After the on-stage event, the novelist stood in the festival pub with a pint of some local delicacy. His agent asks about the story of Artaud. Is this something you’re working on? Is this a short story or novel? No, no, he responds. It isn’t anything. Well, the agent says, if you ever write it up, I’d be interested in seeing it. A knot forms in his stomach.

 

5.

Artaud was fifty-one years old, although numbers couldn’t save him. At least, not any longer. He had built his career around a certainty that numbers made everything possible. He believed in the God Equation. He had faith that a mathematical formula was indeed possible to explain creation, and everything that followed. He had faith in this, all of which came crashing down on that third day of June, in his fifty-second year.

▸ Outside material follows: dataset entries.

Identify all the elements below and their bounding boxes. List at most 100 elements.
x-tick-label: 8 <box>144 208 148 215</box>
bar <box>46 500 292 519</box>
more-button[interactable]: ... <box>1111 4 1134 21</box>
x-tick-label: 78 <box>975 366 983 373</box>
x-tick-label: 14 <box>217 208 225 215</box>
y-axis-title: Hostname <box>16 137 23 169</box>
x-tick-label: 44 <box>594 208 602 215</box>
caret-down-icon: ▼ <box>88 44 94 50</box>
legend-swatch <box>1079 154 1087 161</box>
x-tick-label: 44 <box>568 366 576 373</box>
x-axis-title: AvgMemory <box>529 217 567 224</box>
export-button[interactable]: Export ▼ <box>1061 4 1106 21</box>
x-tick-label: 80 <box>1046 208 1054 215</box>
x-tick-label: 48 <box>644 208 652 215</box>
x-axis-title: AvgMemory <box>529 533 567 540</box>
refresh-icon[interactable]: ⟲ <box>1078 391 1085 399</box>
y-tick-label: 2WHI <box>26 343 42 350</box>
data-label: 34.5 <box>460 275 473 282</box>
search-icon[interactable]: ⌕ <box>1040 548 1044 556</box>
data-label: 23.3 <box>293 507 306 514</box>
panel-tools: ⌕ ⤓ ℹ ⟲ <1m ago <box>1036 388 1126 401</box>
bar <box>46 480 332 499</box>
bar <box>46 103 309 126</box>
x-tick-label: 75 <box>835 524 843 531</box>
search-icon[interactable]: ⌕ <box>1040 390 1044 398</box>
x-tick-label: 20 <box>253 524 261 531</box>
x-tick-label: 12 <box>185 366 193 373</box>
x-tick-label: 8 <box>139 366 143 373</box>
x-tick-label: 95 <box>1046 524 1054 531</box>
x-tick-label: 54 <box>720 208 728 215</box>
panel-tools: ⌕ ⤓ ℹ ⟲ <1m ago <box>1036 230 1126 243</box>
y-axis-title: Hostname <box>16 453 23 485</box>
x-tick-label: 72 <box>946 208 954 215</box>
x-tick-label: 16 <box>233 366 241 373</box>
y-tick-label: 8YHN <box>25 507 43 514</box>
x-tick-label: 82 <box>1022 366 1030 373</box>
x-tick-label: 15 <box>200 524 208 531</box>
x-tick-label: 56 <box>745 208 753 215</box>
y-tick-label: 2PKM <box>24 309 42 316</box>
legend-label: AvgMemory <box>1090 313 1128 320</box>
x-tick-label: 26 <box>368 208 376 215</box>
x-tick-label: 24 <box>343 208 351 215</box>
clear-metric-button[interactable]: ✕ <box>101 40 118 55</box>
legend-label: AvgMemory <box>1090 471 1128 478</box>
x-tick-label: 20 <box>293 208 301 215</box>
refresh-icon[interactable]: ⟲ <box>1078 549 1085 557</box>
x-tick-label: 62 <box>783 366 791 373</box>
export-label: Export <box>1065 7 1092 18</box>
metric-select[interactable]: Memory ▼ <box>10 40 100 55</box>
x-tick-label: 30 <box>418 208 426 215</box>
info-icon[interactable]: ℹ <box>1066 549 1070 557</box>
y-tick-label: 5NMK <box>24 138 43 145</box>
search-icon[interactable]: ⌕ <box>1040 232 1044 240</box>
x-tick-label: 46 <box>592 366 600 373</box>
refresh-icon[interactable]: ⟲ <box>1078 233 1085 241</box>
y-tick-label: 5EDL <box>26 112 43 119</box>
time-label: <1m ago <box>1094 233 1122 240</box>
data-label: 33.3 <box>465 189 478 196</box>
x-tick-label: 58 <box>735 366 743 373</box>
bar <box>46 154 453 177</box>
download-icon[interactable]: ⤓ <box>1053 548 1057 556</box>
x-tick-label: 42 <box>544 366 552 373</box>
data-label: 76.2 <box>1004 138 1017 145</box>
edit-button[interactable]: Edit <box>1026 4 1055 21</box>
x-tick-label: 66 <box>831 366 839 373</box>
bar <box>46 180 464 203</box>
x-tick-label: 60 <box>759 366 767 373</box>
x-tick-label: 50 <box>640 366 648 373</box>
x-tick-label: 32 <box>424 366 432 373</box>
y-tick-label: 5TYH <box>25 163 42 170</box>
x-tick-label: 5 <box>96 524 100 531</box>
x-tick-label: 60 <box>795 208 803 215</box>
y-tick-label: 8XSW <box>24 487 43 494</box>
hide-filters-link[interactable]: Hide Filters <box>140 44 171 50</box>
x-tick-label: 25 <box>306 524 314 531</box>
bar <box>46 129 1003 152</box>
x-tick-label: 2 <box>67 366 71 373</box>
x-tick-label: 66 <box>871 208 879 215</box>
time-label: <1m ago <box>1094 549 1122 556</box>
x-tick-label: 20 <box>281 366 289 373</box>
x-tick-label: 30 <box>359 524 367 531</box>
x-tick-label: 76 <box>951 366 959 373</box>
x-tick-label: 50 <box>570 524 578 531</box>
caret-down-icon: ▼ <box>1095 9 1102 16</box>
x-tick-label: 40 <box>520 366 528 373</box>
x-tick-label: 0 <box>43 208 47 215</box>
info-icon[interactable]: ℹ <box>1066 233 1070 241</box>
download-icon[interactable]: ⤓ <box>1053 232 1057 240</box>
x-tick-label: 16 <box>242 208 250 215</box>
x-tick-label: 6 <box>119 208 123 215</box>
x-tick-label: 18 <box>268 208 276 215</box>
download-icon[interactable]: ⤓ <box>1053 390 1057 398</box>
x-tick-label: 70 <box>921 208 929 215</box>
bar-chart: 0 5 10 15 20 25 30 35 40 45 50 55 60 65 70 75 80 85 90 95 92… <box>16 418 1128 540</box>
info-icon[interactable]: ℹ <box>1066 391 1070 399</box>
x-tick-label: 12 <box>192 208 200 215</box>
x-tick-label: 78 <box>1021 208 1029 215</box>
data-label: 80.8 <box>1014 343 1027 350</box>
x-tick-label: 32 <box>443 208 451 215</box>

Three thousand to forty-two hundred feet in the air.

He was flying home after a conference, to visit his widowed mother. She hadn’t been feeling well and Artaud wished to check in. He still bore the weight of the good son.

He was in the air. He was on the ground. He had his briefcase in hand. How did he get here?

 

6.

The novelist knew that Artaud would never be the same again. Four years after he woke in a stranger’s field, Artaud’s mother would suffer a stroke, and linger a few months before dying.

The plane landed, as it had been scheduled. Artaud was recorded as having boarded the plane, but there was no one at his destination to claim baggage or pick up his rental car. The airline offered a statement that pointed to human error, and the possibility he hadn’t boarded at all, before considering the matter settled. No crime had been committed, and no one had been injured. There was nothing to claim, and even less to refute.

The novelist knew he’d created a puzzle he hadn’t the bandwidth, nor possibly the imagination, to solve. How did Artaud make it safely to the ground? The novelist worried a younger writer would have been able to write his way out of it, or at least not paint up into corners. Were his best books, finally, behind him?

 

7.

From then on, Artaud couldn’t look skyward without trepidation. He never truly felt safe on the ground again. Was some part of him still in the air?

 

8.

The Wicked Witch of the West’s “Surrender, Dorothy” wasn’t directed at Dorothy. It was an excision from a longer quote, “Surrender Dorothy or die,” directed squarely at the people of Emerald City. She never expected the Ms. Gale to give up so easily. She knew her reign of terror would mean nothing to this stranger, this interloper. The Wicked Witch went after the people.